7. Likely Root Cause Patterns¶
| Pattern | Frequency | First Signal | Typical Resolution |
|---|---|---|---|
| Wrong queue, topic, subscription, or consumer group | Common | Scaler logs mention trigger metadata | Correct scale rule metadata |
| Missing secret or identity for scaler auth | Common | Auth errors in system logs | Fix secret reference or managed identity |
| Threshold and polling tuned for steady traffic, not bursts | Occasional | Delayed scale-out without auth errors | Tune polling and threshold settings |
8. Immediate Mitigations¶
- Verify scaler metadata (queue/subscription/topic names) exactly.

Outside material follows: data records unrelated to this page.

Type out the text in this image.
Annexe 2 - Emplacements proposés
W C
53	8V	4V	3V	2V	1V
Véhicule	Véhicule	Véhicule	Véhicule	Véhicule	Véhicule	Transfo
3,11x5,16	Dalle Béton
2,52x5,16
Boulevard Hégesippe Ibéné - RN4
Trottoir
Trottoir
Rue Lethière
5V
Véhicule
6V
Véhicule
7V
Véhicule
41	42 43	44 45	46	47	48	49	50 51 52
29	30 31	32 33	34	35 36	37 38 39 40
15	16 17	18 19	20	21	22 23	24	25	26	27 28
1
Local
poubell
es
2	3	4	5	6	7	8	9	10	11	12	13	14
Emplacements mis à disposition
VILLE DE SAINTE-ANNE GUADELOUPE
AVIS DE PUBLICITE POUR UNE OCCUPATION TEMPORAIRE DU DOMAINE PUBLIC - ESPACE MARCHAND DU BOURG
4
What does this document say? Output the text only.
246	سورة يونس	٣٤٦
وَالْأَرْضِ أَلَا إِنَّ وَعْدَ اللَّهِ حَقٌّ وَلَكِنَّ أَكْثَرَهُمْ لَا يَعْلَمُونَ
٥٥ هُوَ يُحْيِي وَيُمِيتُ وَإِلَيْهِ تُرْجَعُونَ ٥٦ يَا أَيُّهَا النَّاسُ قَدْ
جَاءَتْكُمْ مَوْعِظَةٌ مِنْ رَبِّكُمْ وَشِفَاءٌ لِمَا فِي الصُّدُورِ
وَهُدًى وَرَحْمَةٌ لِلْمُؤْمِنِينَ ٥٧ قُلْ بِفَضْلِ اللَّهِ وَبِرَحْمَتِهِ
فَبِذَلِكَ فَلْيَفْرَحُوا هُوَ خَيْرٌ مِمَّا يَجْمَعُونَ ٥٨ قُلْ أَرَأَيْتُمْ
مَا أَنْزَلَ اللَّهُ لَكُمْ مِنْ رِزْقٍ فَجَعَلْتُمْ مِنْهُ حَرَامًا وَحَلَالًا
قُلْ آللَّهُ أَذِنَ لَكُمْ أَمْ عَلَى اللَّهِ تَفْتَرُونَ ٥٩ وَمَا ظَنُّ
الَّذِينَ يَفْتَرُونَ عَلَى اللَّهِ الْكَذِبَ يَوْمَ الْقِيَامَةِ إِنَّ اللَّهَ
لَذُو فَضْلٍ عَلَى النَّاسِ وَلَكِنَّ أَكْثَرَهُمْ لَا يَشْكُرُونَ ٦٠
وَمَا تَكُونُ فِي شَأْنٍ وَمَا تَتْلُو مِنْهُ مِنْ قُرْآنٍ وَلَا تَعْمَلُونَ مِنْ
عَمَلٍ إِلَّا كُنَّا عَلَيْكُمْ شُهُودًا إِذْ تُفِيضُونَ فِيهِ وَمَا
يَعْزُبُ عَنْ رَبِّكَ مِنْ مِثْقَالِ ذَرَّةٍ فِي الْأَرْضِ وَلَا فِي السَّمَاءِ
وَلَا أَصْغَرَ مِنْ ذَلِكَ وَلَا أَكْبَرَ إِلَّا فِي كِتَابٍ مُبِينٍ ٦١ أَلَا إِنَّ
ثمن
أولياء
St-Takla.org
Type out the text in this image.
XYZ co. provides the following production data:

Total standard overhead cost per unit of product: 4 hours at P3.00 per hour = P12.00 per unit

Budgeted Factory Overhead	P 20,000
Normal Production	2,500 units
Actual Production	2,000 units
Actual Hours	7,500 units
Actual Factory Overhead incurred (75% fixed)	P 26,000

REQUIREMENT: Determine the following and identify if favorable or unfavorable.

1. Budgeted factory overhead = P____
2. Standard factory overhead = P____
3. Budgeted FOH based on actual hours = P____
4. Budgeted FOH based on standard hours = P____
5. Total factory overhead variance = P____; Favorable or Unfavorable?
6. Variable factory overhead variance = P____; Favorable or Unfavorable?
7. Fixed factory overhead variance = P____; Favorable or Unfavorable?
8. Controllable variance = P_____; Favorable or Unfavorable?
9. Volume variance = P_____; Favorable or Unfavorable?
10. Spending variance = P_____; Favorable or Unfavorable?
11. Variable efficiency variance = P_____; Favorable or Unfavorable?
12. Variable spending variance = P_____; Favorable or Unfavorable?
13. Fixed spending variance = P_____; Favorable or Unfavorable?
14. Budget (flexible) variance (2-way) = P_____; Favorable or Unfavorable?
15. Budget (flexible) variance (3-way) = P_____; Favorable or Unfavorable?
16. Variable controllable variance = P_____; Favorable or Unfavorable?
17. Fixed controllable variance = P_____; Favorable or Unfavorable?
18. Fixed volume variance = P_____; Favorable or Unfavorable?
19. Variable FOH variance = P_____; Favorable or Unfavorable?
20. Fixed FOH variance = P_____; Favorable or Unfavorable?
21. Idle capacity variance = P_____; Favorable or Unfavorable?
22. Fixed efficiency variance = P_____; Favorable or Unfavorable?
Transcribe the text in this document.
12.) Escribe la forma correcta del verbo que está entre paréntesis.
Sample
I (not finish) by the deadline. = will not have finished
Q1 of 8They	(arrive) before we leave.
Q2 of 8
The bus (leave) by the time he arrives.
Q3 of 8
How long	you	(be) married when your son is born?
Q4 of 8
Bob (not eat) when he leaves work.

- Fix scaler authentication via managed identity or secret reference.
- Tune trigger thresholds and polling intervals for workload profile.
- Generate test events and confirm replica reaction time.
9. Prevention¶
- Keep scaler metadata in version-controlled IaC.
- Add synthetic event checks after deploy.
- Maintain runbook per event source with expected lag and thresholds.